Not to worry, I have not lost my taste for taking risks! Over a few decades I’ve learnt to negotiate to avoid getting arrested. I contemplate starting a chair revolution next year. I will demand more tables, or better, insist on discussions. The latter thought appeals greatly and I visualise myself walking between the rows of chairs waving my cap shouting:
I will get insistent.
© Anne-Marie Smith, 2018
International Day of Home Languages
25/02/19 During International Day of Home Languages last week I tried to widen my vocabulary to list the words for Bon and Bien in French to their closest equivalent in the languages of Nations I have visited or lived in.
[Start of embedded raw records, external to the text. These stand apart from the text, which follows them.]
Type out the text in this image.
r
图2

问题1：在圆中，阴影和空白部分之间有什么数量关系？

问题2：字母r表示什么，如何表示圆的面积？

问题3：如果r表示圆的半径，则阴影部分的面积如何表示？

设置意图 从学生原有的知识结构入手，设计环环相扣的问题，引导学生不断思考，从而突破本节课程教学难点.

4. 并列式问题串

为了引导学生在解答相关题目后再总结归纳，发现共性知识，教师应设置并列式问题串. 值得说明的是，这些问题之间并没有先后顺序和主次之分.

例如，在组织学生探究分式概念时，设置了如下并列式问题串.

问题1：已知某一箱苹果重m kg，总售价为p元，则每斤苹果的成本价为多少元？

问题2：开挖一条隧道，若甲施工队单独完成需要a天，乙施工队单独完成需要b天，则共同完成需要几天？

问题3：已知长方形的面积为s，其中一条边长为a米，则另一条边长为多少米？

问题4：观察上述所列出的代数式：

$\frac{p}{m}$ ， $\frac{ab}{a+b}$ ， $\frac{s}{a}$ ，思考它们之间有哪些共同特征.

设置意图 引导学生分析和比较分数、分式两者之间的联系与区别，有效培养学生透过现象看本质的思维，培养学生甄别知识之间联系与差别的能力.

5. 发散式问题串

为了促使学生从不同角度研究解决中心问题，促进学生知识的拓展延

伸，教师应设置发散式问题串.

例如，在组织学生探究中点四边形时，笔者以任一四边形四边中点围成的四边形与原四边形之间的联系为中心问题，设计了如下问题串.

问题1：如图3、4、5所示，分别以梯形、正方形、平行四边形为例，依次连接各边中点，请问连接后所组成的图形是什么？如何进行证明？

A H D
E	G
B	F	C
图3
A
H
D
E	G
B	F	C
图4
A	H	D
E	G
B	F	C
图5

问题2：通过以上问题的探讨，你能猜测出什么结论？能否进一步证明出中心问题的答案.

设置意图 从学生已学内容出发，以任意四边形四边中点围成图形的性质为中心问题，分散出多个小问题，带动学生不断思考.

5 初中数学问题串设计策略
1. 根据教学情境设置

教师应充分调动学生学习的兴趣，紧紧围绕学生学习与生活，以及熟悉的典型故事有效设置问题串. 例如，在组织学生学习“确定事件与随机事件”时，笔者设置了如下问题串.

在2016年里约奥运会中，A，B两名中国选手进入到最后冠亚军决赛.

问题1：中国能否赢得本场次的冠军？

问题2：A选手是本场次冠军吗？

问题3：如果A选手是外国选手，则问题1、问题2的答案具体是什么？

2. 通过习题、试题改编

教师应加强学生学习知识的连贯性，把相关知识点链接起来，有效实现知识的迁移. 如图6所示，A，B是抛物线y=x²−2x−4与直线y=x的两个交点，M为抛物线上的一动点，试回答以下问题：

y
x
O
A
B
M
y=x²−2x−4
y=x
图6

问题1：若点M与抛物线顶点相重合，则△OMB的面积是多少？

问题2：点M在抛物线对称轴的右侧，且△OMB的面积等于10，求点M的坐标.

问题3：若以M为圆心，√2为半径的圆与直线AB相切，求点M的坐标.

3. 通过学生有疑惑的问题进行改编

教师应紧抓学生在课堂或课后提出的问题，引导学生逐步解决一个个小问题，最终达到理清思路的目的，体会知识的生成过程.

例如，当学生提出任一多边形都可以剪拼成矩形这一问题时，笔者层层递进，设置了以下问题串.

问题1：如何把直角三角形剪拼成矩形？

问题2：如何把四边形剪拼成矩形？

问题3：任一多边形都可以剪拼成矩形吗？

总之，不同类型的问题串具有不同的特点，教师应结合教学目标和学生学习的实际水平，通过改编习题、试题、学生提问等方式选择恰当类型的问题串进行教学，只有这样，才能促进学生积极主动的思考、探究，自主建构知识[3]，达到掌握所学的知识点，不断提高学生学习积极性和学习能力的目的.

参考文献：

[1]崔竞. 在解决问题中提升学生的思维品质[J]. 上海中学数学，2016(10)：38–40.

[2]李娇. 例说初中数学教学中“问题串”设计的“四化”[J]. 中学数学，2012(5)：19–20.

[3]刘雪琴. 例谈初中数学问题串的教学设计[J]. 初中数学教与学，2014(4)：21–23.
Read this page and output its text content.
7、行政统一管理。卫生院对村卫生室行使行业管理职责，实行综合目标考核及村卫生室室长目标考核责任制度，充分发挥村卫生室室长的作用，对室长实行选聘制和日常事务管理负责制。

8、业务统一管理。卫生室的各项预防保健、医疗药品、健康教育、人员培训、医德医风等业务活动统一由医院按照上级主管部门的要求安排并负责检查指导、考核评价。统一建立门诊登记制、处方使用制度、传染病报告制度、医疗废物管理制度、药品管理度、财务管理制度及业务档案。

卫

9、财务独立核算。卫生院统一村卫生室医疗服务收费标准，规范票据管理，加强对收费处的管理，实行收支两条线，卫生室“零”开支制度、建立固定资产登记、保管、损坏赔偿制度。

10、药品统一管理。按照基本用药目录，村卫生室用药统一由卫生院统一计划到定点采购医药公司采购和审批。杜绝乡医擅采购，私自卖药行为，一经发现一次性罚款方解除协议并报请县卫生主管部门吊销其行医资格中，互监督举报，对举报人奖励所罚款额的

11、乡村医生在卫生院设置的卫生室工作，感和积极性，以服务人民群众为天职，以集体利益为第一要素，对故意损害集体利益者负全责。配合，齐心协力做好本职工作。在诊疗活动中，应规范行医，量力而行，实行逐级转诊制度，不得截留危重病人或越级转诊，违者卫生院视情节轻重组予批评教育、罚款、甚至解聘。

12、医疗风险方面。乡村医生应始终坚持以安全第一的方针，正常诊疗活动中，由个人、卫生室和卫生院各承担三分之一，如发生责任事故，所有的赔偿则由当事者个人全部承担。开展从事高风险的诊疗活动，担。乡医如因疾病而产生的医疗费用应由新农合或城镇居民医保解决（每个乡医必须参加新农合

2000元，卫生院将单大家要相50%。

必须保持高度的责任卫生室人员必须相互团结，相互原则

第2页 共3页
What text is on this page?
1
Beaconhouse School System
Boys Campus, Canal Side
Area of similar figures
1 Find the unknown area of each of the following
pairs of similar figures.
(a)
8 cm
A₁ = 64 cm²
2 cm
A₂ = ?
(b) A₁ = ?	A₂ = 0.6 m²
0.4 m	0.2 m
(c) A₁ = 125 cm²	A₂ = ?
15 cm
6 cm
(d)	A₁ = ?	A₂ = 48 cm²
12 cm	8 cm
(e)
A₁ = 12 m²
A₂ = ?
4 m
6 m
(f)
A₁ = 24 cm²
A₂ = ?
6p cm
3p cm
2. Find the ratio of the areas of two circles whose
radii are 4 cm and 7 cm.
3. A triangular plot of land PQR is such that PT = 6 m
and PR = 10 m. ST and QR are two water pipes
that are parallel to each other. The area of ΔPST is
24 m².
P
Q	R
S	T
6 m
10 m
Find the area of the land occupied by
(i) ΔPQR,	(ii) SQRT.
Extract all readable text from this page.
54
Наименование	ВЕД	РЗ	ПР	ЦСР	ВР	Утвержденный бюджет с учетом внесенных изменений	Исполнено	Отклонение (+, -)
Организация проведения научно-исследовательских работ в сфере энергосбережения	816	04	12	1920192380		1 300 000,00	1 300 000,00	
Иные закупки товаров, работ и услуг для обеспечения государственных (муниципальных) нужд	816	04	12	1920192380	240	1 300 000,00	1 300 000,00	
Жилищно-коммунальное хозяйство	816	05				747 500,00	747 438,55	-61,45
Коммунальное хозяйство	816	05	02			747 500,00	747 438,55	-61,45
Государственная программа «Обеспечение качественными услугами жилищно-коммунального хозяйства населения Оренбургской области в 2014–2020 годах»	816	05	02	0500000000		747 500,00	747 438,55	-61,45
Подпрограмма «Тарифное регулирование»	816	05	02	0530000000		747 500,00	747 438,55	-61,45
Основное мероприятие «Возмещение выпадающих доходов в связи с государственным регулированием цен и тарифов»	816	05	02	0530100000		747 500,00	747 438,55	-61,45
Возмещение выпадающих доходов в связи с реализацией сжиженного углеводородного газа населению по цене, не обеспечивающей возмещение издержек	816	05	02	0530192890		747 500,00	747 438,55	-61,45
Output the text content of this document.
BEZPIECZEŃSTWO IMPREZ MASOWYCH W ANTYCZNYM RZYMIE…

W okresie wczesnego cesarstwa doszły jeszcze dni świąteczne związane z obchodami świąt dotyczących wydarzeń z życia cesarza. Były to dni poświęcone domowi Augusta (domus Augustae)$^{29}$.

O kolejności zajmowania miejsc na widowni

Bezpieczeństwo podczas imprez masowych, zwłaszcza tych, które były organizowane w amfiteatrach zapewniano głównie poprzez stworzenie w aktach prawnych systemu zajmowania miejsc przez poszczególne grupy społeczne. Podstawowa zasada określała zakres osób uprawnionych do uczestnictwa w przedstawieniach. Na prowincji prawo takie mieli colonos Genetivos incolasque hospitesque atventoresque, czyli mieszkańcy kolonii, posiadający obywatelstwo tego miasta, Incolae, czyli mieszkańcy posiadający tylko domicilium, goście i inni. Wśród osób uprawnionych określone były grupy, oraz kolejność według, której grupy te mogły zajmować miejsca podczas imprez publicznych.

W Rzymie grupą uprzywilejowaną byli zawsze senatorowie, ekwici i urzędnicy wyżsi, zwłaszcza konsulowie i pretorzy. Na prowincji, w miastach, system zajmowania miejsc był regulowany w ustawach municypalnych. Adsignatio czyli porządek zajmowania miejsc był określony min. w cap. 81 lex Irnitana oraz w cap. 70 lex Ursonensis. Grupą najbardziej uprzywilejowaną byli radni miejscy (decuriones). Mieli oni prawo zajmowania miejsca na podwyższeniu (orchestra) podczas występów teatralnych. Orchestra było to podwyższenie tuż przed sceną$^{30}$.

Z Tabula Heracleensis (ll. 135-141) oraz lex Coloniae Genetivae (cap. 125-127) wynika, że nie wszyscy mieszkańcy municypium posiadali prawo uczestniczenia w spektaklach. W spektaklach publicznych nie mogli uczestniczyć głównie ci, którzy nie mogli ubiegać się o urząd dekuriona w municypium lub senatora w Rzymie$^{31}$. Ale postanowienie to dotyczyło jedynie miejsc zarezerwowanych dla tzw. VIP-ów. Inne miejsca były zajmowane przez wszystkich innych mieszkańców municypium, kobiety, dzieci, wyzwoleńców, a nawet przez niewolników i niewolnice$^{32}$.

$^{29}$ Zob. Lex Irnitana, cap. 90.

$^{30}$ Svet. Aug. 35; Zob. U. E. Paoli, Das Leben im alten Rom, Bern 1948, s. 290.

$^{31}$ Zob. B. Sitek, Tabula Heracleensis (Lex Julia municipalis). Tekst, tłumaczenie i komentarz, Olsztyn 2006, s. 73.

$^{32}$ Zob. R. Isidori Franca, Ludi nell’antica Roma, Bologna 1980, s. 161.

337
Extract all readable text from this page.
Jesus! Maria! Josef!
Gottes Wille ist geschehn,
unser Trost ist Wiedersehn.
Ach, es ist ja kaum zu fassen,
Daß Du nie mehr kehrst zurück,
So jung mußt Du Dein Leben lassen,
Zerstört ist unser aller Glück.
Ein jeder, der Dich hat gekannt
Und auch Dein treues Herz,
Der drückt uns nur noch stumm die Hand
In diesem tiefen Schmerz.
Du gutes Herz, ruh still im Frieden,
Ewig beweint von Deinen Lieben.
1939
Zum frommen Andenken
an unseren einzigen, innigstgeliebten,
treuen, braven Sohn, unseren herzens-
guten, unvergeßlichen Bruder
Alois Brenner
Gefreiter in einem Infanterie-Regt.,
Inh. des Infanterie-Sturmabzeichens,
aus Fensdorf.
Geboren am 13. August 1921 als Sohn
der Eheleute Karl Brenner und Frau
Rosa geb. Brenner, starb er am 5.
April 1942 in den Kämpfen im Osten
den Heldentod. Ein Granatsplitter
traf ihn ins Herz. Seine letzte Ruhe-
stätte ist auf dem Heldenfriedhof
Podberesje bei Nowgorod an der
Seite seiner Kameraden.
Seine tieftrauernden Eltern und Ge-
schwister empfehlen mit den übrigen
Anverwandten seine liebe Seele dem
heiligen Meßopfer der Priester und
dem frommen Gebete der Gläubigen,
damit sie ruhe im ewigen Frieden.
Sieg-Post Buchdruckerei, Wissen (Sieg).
Comments, corrections and feedback welcome!
Bon Bien French
- Good Okay English
- Palya Palya Pitjantjatjara
- Marni Ku Kaurna
- Waba Waba Ngarluma
- Gutpela Orait Tok Pisin
- Namo Namo Hiri Motu
- Zabwino Bwino Nyanja
- Kuhle Kuhle Zulu
- Nzuri Vizuri Swahili
- Boa Bem Portuguese
- Buono Bene Italian
- Bueno Bien Spanish
- Bon Ben Occitan
- Bo Bé Catalan
- Ona Ondo Basque
- Gut Gut German
- Goed Goed Dutch
- Dobrý Dobře Czech
- Jó Jól Hungary
- Go maith Maith Irish
- Hyvä Hyvin Finnish
- Hea Hästi Estonian
- Bra Bra Swedish
- Mabuti Mabuti Filipino
- Tốt Tốt Vietnamese
- Yoi [良い] Yoku [良] Japanese
- Hǎo [好] Liánghǎo [良好] Chinese
- Dī [ดี] Dī [ดี] Thai
- Maikai Pono Hawaii
My first attempt at code-switching narration
A change of place
Ah, oui pas de problèmes as they say in English. I have no worries at all. Because we are moving on, as a family we’ll have to put aside many associations, connections and friendships.
Pas de soucis. Tu trouveras des amis là-bas. You had no difficulty finding friends in this town. The same’s sure to happen in the next town. Yes, ok, it will take longer.
Un peu plus longtemps à chaque fois mais ça n’fait rien. We’ll find our new community. New house, new school and this time we keep the same dog! Isn’t that wonderful? Oui bien sur il devra s’habituer à son nouvel environment.
Yes, it’s in the desert. But it is the same country of Australia and the same state of Western Australia. Oui vraiment! Quinze cent kilomètres de différence mais c’est la vie!
I told you before, about me leaving France on an exchange to spend one month in England where they didn’t speak the same language, the people there thought spaghettis came out of tins. Ils ne mangeaient ni salami ni yaourt.
We’ll be right. You’ll see. We’ll make it work. We’ll see what other people are doing and we’ll join in with them.
Du judo, du foot? De la dance et de la natation? They are bound to have weekend activities, to have an oval and a swimming pool. Yet, it never rains there. That is strange, and they have cyclones too! Mais les cyclones ne sont pas si terribles que les tremblements de terre.
Go on just pack shorts and T-shirts. That’s all you’ll need. Et aux pieds? Des thongs bien sur. And I tell you a secret: what’s good about thongs is they can make striking musical instruments at outdoor concerts.
What’s up? You’re giggling now! Yes, why not? We’ll try and giggle our way through some of the changes. On va bien s’amuser!